In their diaries, Lewis and Clark marvelled at the vast fields of corn and other crops that the Mandan, Hidatsa and Arikara women grew in the area now known as North Dakota. They wrote that these tribes “cultivate corn, beans, squashes and tobacco” and had “plenty for themselves and to trade with other nations.” Other visitors to the Mandan Villages marvelled that they had “stores of corn and vegetables sufficient to last the people a full year without other food.” When Lewis and Clark visited these villages on their return journey, their hosts offered them so much corn and vegetables that the expedition leaders had to reject these gifts as their canoes would not have had room.

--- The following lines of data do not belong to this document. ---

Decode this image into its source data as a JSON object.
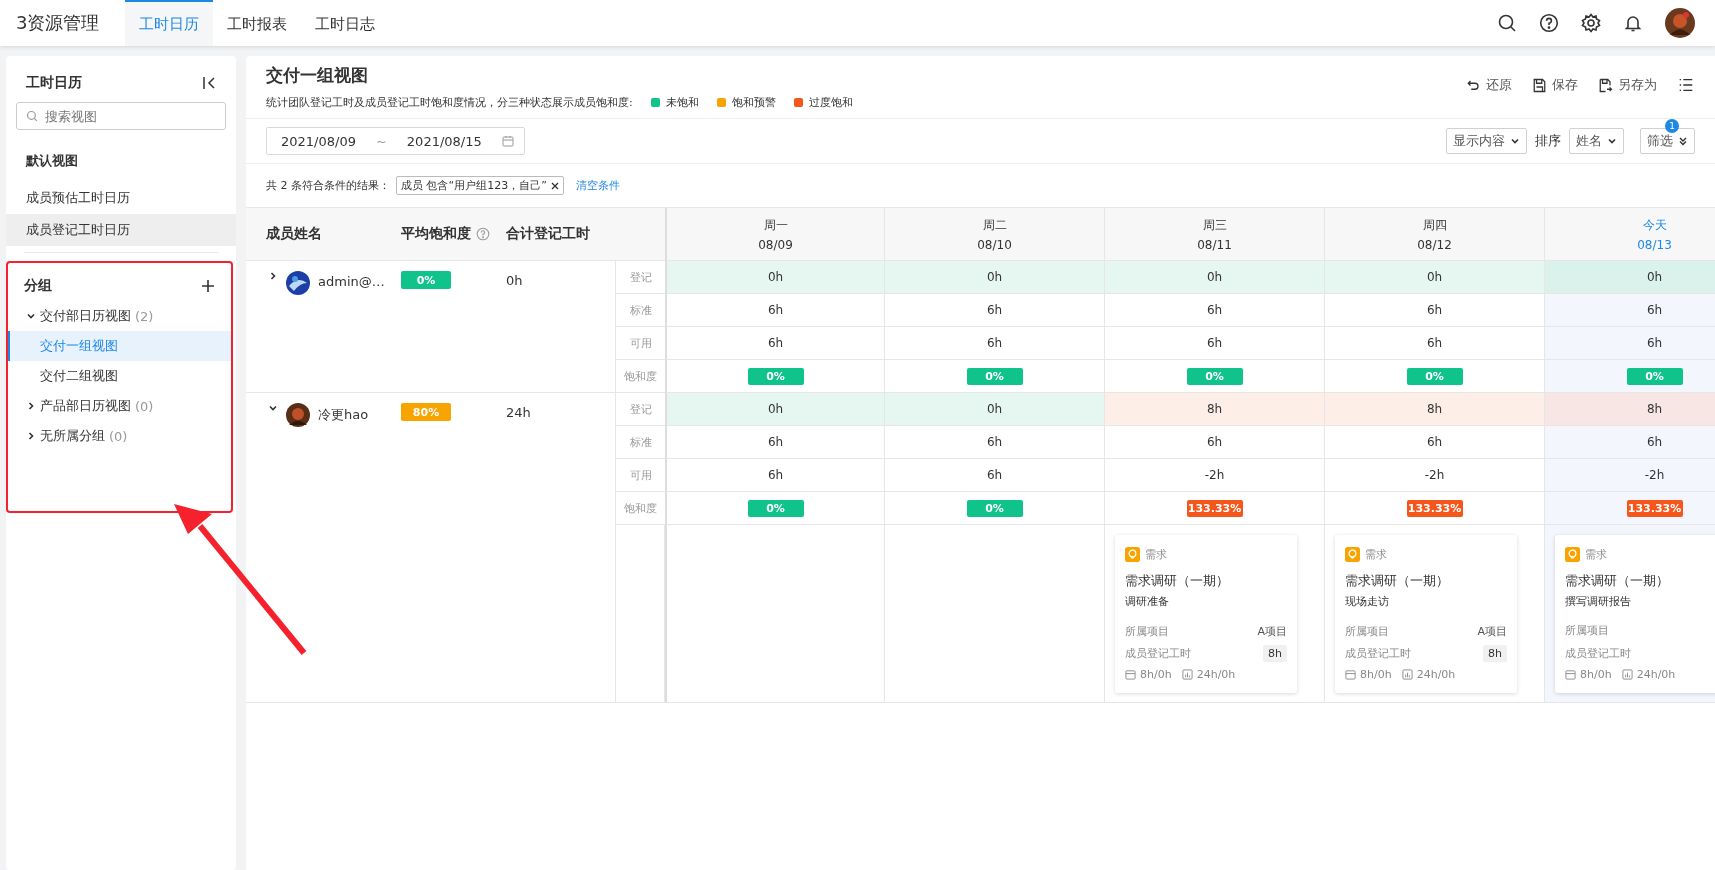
{
  "app": {
    "logo": "3资源管理",
    "tabs": [
      {
        "label": "工时日历",
        "selected": true
      },
      {
        "label": "工时报表",
        "selected": false
      },
      {
        "label": "工时日志",
        "selected": false
      }
    ]
  },
  "sidebar": {
    "title": "工时日历",
    "search": {
      "placeholder": "搜索视图"
    },
    "default_section": "默认视图",
    "default_items": [
      {
        "label": "成员预估工时日历",
        "selected": false
      },
      {
        "label": "成员登记工时日历",
        "selected": true
      }
    ],
    "group_section": "分组",
    "highlighted": true,
    "groups": [
      {
        "label": "交付部日历视图",
        "count": "(2)",
        "expanded": true,
        "children": [
          {
            "label": "交付一组视图",
            "selected": true
          },
          {
            "label": "交付二组视图",
            "selected": false
          }
        ]
      },
      {
        "label": "产品部日历视图",
        "count": "(0)",
        "expanded": false
      },
      {
        "label": "无所属分组",
        "count": "(0)",
        "expanded": false
      }
    ]
  },
  "view": {
    "title": "交付一组视图",
    "description": "统计团队登记工时及成员登记工时饱和度情况，分三种状态展示成员饱和度:",
    "legend": [
      {
        "label": "未饱和",
        "color": "#10c38a"
      },
      {
        "label": "饱和预警",
        "color": "#f7a400"
      },
      {
        "label": "过度饱和",
        "color": "#f5561b"
      }
    ],
    "actions": [
      "还原",
      "保存",
      "另存为"
    ],
    "date_from": "2021/08/09",
    "date_sep": "~",
    "date_to": "2021/08/15",
    "display_select": "显示内容",
    "sort_label": "排序",
    "sort_select": "姓名",
    "filter_button": "筛选",
    "filter_badge": "1",
    "result_text": "共 2 条符合条件的结果：",
    "filter_tag": "成员 包含“用户组123，自己”",
    "clear_link": "清空条件"
  },
  "table": {
    "columns": [
      "成员姓名",
      "平均饱和度",
      "合计登记工时"
    ],
    "days": [
      {
        "weekday": "周一",
        "date": "08/09",
        "today": false
      },
      {
        "weekday": "周二",
        "date": "08/10",
        "today": false
      },
      {
        "weekday": "周三",
        "date": "08/11",
        "today": false
      },
      {
        "weekday": "周四",
        "date": "08/12",
        "today": false
      },
      {
        "weekday": "今天",
        "date": "08/13",
        "today": true
      }
    ],
    "members": [
      {
        "name": "admin@…",
        "expanded": false,
        "avg": {
          "value": "0%",
          "color": "#10c38a"
        },
        "total": "0h",
        "row_labels": [
          "登记",
          "标准",
          "可用",
          "饱和度"
        ],
        "registered": [
          {
            "value": "0h",
            "color": "#e6f7f1"
          },
          {
            "value": "0h",
            "color": "#e6f7f1"
          },
          {
            "value": "0h",
            "color": "#e6f7f1"
          },
          {
            "value": "0h",
            "color": "#e6f7f1"
          },
          {
            "value": "0h",
            "color": "#daf1ec"
          }
        ],
        "standard": [
          "6h",
          "6h",
          "6h",
          "6h",
          "6h"
        ],
        "available": [
          "6h",
          "6h",
          "6h",
          "6h",
          "6h"
        ],
        "saturation": [
          {
            "value": "0%",
            "color": "#10c38a"
          },
          {
            "value": "0%",
            "color": "#10c38a"
          },
          {
            "value": "0%",
            "color": "#10c38a"
          },
          {
            "value": "0%",
            "color": "#10c38a"
          },
          {
            "value": "0%",
            "color": "#10c38a"
          }
        ]
      },
      {
        "name": "冷更hao",
        "expanded": true,
        "avg": {
          "value": "80%",
          "color": "#f7a400"
        },
        "total": "24h",
        "row_labels": [
          "登记",
          "标准",
          "可用",
          "饱和度"
        ],
        "registered": [
          {
            "value": "0h",
            "color": "#e6f7f1"
          },
          {
            "value": "0h",
            "color": "#e6f7f1"
          },
          {
            "value": "8h",
            "color": "#fdeee8"
          },
          {
            "value": "8h",
            "color": "#fdeee8"
          },
          {
            "value": "8h",
            "color": "#f7e6e4"
          }
        ],
        "standard": [
          "6h",
          "6h",
          "6h",
          "6h",
          "6h"
        ],
        "available": [
          "6h",
          "6h",
          "-2h",
          "-2h",
          "-2h"
        ],
        "saturation": [
          {
            "value": "0%",
            "color": "#10c38a"
          },
          {
            "value": "0%",
            "color": "#10c38a"
          },
          {
            "value": "133.33%",
            "color": "#f5561b"
          },
          {
            "value": "133.33%",
            "color": "#f5561b"
          },
          {
            "value": "133.33%",
            "color": "#f5561b"
          }
        ],
        "tasks": [
          {
            "type": "需求",
            "title": "需求调研（一期）",
            "subtitle": "调研准备",
            "project_label": "所属项目",
            "project": "A项目",
            "hours_label": "成员登记工时",
            "hours": "8h",
            "plan": "8h/0h",
            "sum": "24h/0h"
          },
          {
            "type": "需求",
            "title": "需求调研（一期）",
            "subtitle": "现场走访",
            "project_label": "所属项目",
            "project": "A项目",
            "hours_label": "成员登记工时",
            "hours": "8h",
            "plan": "8h/0h",
            "sum": "24h/0h"
          },
          {
            "type": "需求",
            "title": "需求调研（一期）",
            "subtitle": "撰写调研报告",
            "project_label": "所属项目",
            "hours_label": "成员登记工时",
            "plan": "8h/0h",
            "sum": "24h/0h"
          }
        ]
      }
    ]
  }
}
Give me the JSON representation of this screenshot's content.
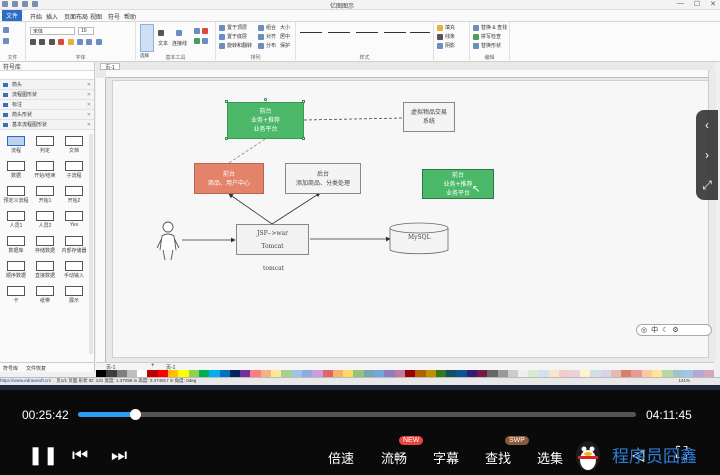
{
  "window": {
    "title": "亿图图示",
    "controls": [
      "—",
      "☐",
      "✕"
    ]
  },
  "menu": {
    "items": [
      "文件",
      "开始",
      "插入",
      "页面布局",
      "视图",
      "符号",
      "帮助"
    ],
    "active": 0
  },
  "ribbon": {
    "font_name": "宋体",
    "font_size": "10",
    "groups": [
      "文件",
      "字体",
      "基本工具",
      "排列",
      "样式",
      "编辑"
    ],
    "basic_tools": [
      "选择",
      "文本",
      "连接线"
    ],
    "arrange": [
      "置于顶层",
      "置于底层",
      "旋转和翻转",
      "组合",
      "对齐",
      "分布",
      "大小",
      "居中",
      "保护"
    ],
    "styles": [
      "填充",
      "线条",
      "阴影"
    ],
    "edit": [
      "替换 & 查找",
      "拼写检查",
      "替换形状"
    ]
  },
  "sidebar": {
    "title": "符号库",
    "libraries": [
      "箭头",
      "流程图形状",
      "标注",
      "箭头形状",
      "基本流程图形状"
    ],
    "shapes": [
      "流程",
      "判定",
      "文档",
      "数据",
      "开始/结束",
      "子流程",
      "预定义流程",
      "开始1",
      "开始2",
      "人员1",
      "人员2",
      "Yes",
      "数据库",
      "存储数据",
      "内部存储器",
      "顺序数据",
      "直接数据",
      "手动输入",
      "卡",
      "纸带",
      "展示"
    ],
    "bottom_tabs": [
      "符号库",
      "文件恢复"
    ]
  },
  "canvas": {
    "page_tab": "页-1",
    "nodes": {
      "front_top": [
        "前台",
        "业务+推荐",
        "业务平台"
      ],
      "system": [
        "虚拟物品交易",
        "系统"
      ],
      "front": [
        "前台",
        "商品、用户中心"
      ],
      "back": [
        "后台",
        "添加商品、分类处理"
      ],
      "front_right": [
        "前台",
        "业务+推荐",
        "业务平台"
      ],
      "jsp": "JSP-->war",
      "tomcat": "Tomcat",
      "mysql": "MySQL",
      "tomcat_label": "tomcat"
    }
  },
  "tabbar": {
    "pages": [
      "页-1",
      "页-1"
    ]
  },
  "statusbar": {
    "link": "https://www.edrawsoft.cn/",
    "text": "页1/1  页面  形状 ID: 131  宽度: 1.37058 in  高度: 0.474917 in  角度: 0deg",
    "zoom": "141%"
  },
  "player": {
    "current_time": "00:25:42",
    "total_time": "04:11:45",
    "progress": 0.102,
    "options": [
      "倍速",
      "流畅",
      "字幕",
      "查找",
      "选集"
    ],
    "badges": {
      "new": "NEW",
      "swp": "SWP"
    },
    "watermark": "程序员囧鑫"
  },
  "palette": [
    "#000000",
    "#3c3c3c",
    "#7f7f7f",
    "#bfbfbf",
    "#ffffff",
    "#c00000",
    "#ff0000",
    "#ffc000",
    "#ffff00",
    "#92d050",
    "#00b050",
    "#00b0f0",
    "#0070c0",
    "#002060",
    "#7030a0",
    "#ff7c80",
    "#f4b183",
    "#ffe699",
    "#a9d18e",
    "#9dc3e6",
    "#8faadc",
    "#c9a0dc",
    "#e06666",
    "#f6b26b",
    "#ffd966",
    "#93c47d",
    "#76a5af",
    "#6fa8dc",
    "#8e7cc3",
    "#c27ba0",
    "#990000",
    "#b45f06",
    "#bf9000",
    "#38761d",
    "#134f5c",
    "#0b5394",
    "#351c75",
    "#741b47",
    "#666666",
    "#999999",
    "#cccccc",
    "#eeeeee",
    "#d9ead3",
    "#cfe2f3",
    "#fce5cd",
    "#f4cccc",
    "#ead1dc",
    "#fff2cc",
    "#d0e0e3",
    "#d9d2e9",
    "#e6b8af",
    "#dd7e6b",
    "#ea9999",
    "#f9cb9c",
    "#ffe599",
    "#b6d7a8",
    "#a2c4c9",
    "#9fc5e8",
    "#b4a7d6",
    "#d5a6bd"
  ]
}
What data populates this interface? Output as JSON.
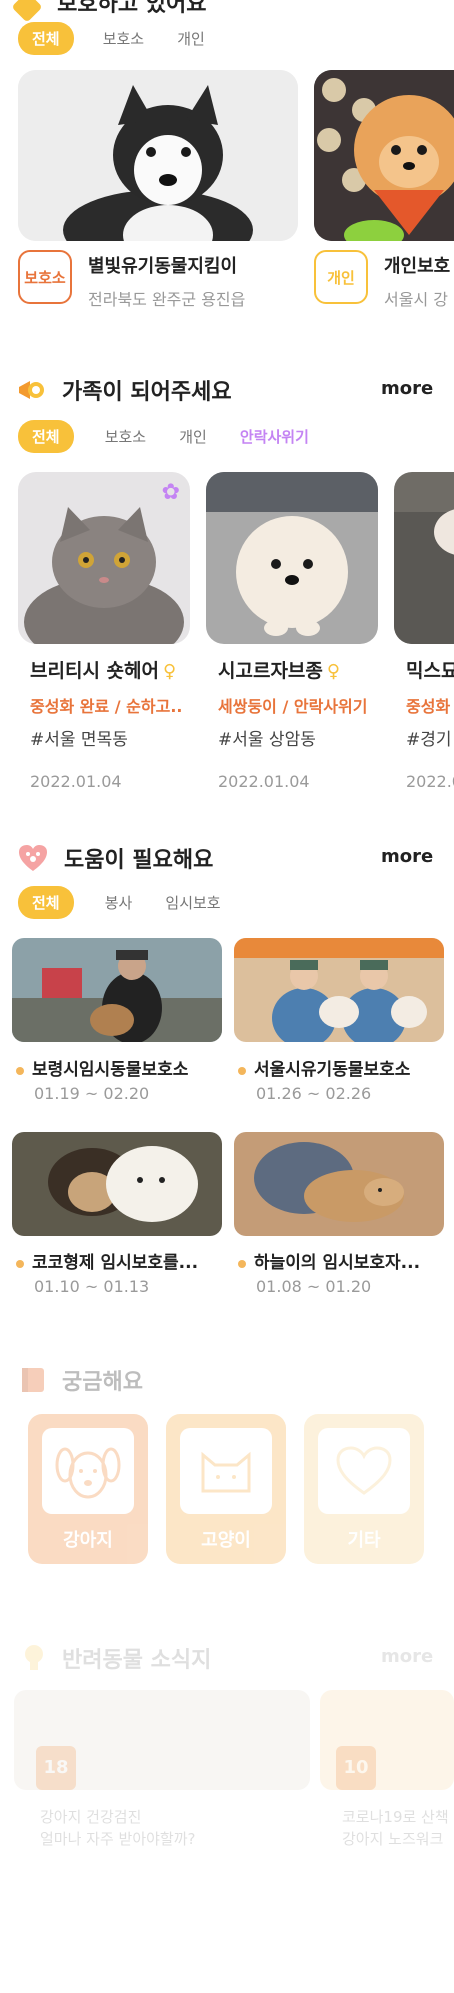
{
  "section_top": {
    "title_partial": "보호하고 있어요",
    "filters": [
      "전체",
      "보호소",
      "개인"
    ],
    "cards": [
      {
        "badge": "보호소",
        "name": "별빛유기동물지킴이",
        "location": "전라북도 완주군 용진읍"
      },
      {
        "badge": "개인",
        "name": "개인보호",
        "location": "서울시 강"
      }
    ]
  },
  "section_family": {
    "title": "가족이 되어주세요",
    "more": "more",
    "filters": [
      "전체",
      "보호소",
      "개인",
      "안락사위기"
    ],
    "cards": [
      {
        "name": "브리티시 숏헤어",
        "status": "중성화 완료 / 순하고..",
        "location": "#서울 면목동",
        "date": "2022.01.04",
        "gender_icon": "female-icon"
      },
      {
        "name": "시고르자브종",
        "status": "세쌍둥이 / 안락사위기",
        "location": "#서울 상암동",
        "date": "2022.01.04",
        "gender_icon": "female-icon"
      },
      {
        "name": "믹스묘",
        "status": "중성화",
        "location": "#경기",
        "date": "2022.0"
      }
    ]
  },
  "section_help": {
    "title": "도움이 필요해요",
    "more": "more",
    "filters": [
      "전체",
      "봉사",
      "임시보호"
    ],
    "items": [
      {
        "name": "보령시임시동물보호소",
        "dates": "01.19 ~ 02.20"
      },
      {
        "name": "서울시유기동물보호소",
        "dates": "01.26 ~ 02.26"
      },
      {
        "name": "코코형제 임시보호를...",
        "dates": "01.10 ~ 01.13"
      },
      {
        "name": "하늘이의 임시보호자...",
        "dates": "01.08 ~ 01.20"
      }
    ]
  },
  "section_faq": {
    "title": "궁금해요",
    "categories": [
      "강아지",
      "고양이",
      "기타"
    ]
  },
  "section_news": {
    "title": "반려동물 소식지",
    "more": "more",
    "items": [
      {
        "day": "18",
        "title_line1": "강아지 건강검진",
        "title_line2": "얼마나 자주 받아야할까?"
      },
      {
        "day": "10",
        "title_line1": "코로나19로 산책",
        "title_line2": "강아지 노즈워크"
      }
    ]
  },
  "colors": {
    "accent_yellow": "#f8c13a",
    "accent_orange": "#e8743b",
    "accent_purple": "#c484f3"
  }
}
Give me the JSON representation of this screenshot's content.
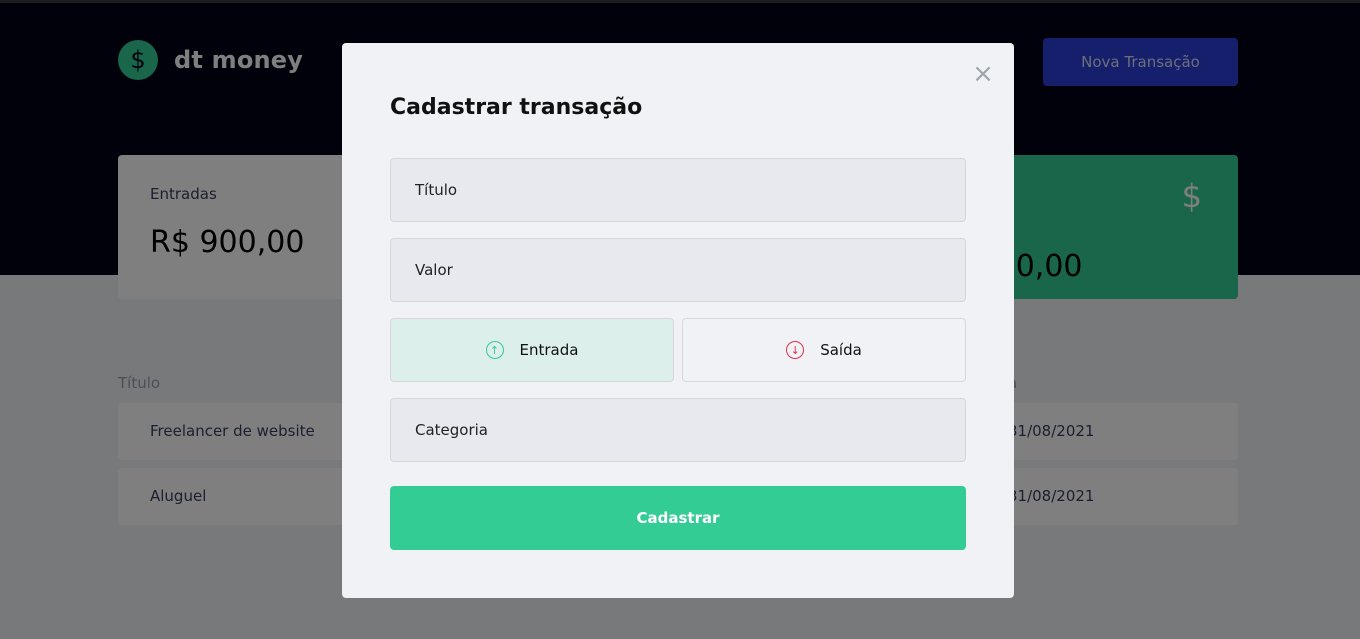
{
  "header": {
    "logo_icon": "$",
    "app_name": "dt money",
    "new_transaction_label": "Nova Transação"
  },
  "summary": {
    "income_label": "Entradas",
    "income_value": "R$ 900,00",
    "total_icon": "dollar-icon",
    "total_value_partial": ")0,00"
  },
  "table": {
    "headers": [
      "Título",
      "a"
    ],
    "rows": [
      {
        "title": "Freelancer de website",
        "date_partial": "31/08/2021"
      },
      {
        "title": "Aluguel",
        "date_partial": "31/08/2021"
      }
    ]
  },
  "modal": {
    "title": "Cadastrar transação",
    "close_icon": "×",
    "title_placeholder": "Título",
    "value_placeholder": "Valor",
    "income_type_label": "Entrada",
    "outcome_type_label": "Saída",
    "category_placeholder": "Categoria",
    "submit_label": "Cadastrar"
  },
  "colors": {
    "header_bg": "#010215",
    "accent_green": "#33cc95",
    "accent_blue": "#2c3fd6",
    "accent_red": "#e52e4d"
  }
}
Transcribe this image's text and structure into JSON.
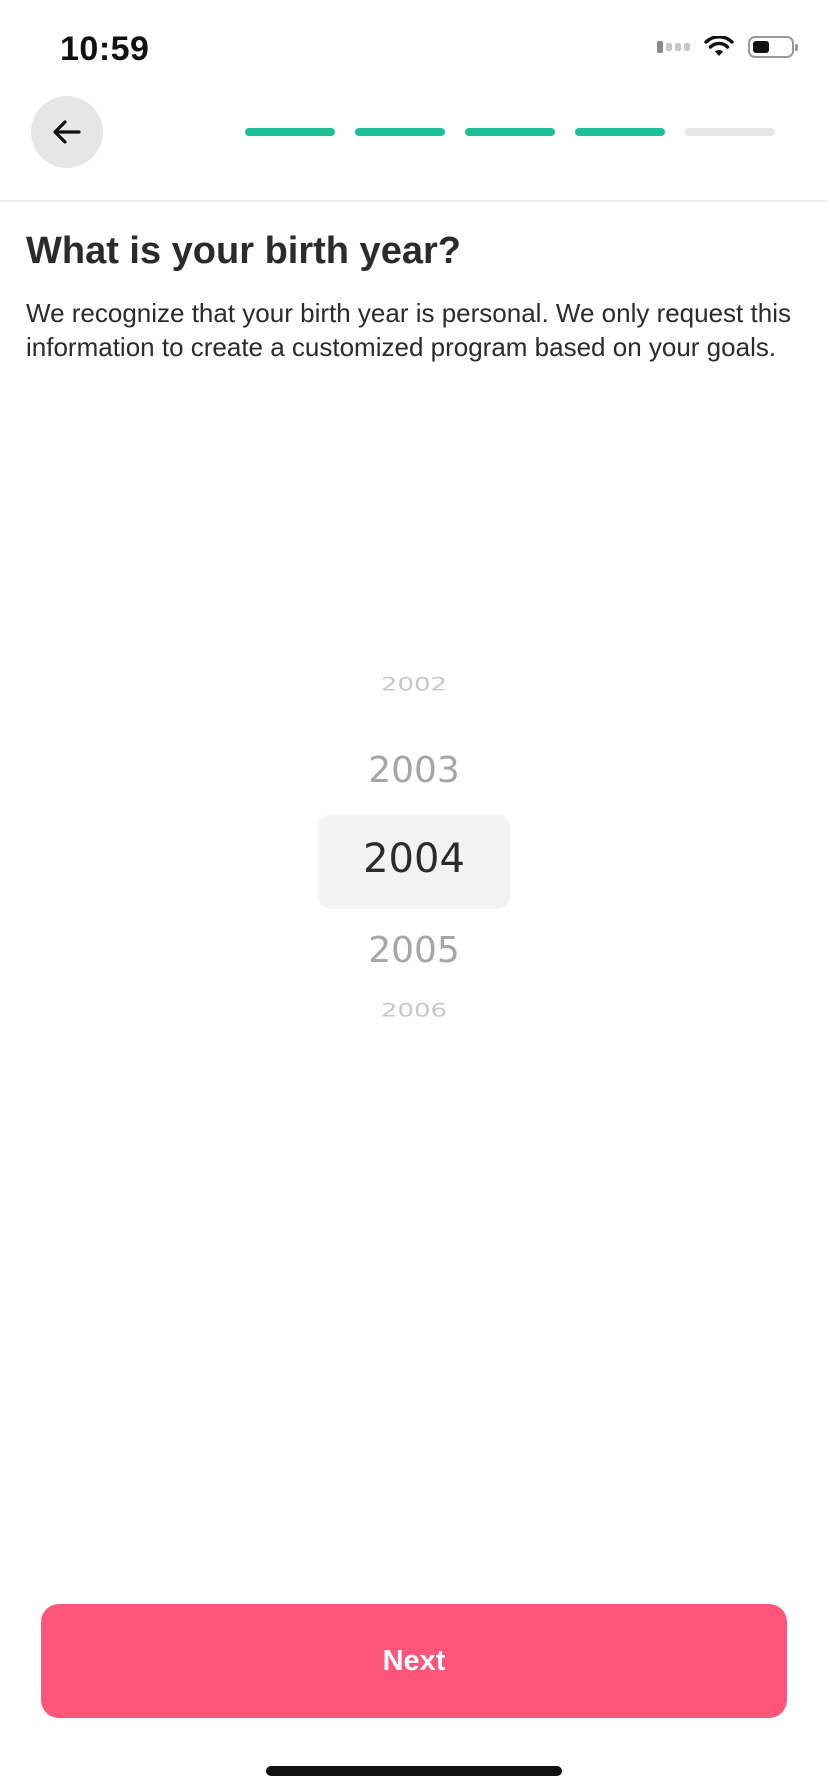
{
  "status_bar": {
    "time": "10:59",
    "icons": [
      "signal-icon",
      "wifi-icon",
      "battery-icon"
    ]
  },
  "header": {
    "back_icon": "arrow-left-icon",
    "progress": {
      "total_steps": 5,
      "completed_steps": 4,
      "active_color": "#1dbf98",
      "inactive_color": "#e6e6e6"
    }
  },
  "main": {
    "title": "What is your birth year?",
    "description": "We recognize that your birth year is personal. We only request this information to create a customized program based on your goals."
  },
  "picker": {
    "items": [
      {
        "label": "2002",
        "state": "far"
      },
      {
        "label": "2003",
        "state": "near"
      },
      {
        "label": "2004",
        "state": "selected"
      },
      {
        "label": "2005",
        "state": "near"
      },
      {
        "label": "2006",
        "state": "far"
      }
    ],
    "selected_value": "2004"
  },
  "footer": {
    "next_label": "Next",
    "button_color": "#ff557a"
  }
}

The expedition carried some Mandan corn seed back to President Jefferson who planted it in his own fields at Monticello and took visitors to see it. Many more examples of Native American agriculture are available from all corners of the US.

There is no way to summarize the havoc, hostility, and horror that these early agriculturalists faced as buffalo hunters, settlers and homesteaders, and military forces dispossessed them from their gardens, farms and grazing and hunting areas. There is no way to summarize the pervasive discrimination that Native people faced in getting services and loans from USDA, including ineligibility for homestead land (which often was stolen from them through breaches of treaties).

I first learned about USDA’s pervasive discrimination while I was working at the Federal Trade Commission in the 1970s, and in 1999 I was one of the original team of lawyers that filed a national class-action case against USDA. The case was known as the Keepseagle case and we brought it under the Equal Credit Opportunity Act, to redress decades of credit discrimination against Native American farmers and ranchers in USDA farmer loan programs.

The case settled for three types of relief: $680 million in damages, up to $80 million in loans forgiven, and a suite of reforms in USDA’s lending practices.

One of the best things that came from the Keepseagle case is the creation of the Native American Agriculture Fund, known as NAAF. It was approved by Judge Emmet G. Sullivan and provided with approximately $266 million in leftover (“cy pres”) funds from the settlement.

I consider the creation of NAAF to be one of the biggest achievements of my legal career because I think NAAF and its wonderful Native American board, staff, and grantees will launch a bright new era of Native American farming and ranching.

I believe that NAAF will benefit all farmers, regardless of their race.

I see more signs of progress today. For example, the recent appointment of Zach Ducheneaux and the nomination of Janie Hipp, two Native Americans, to prominent positions at USDA.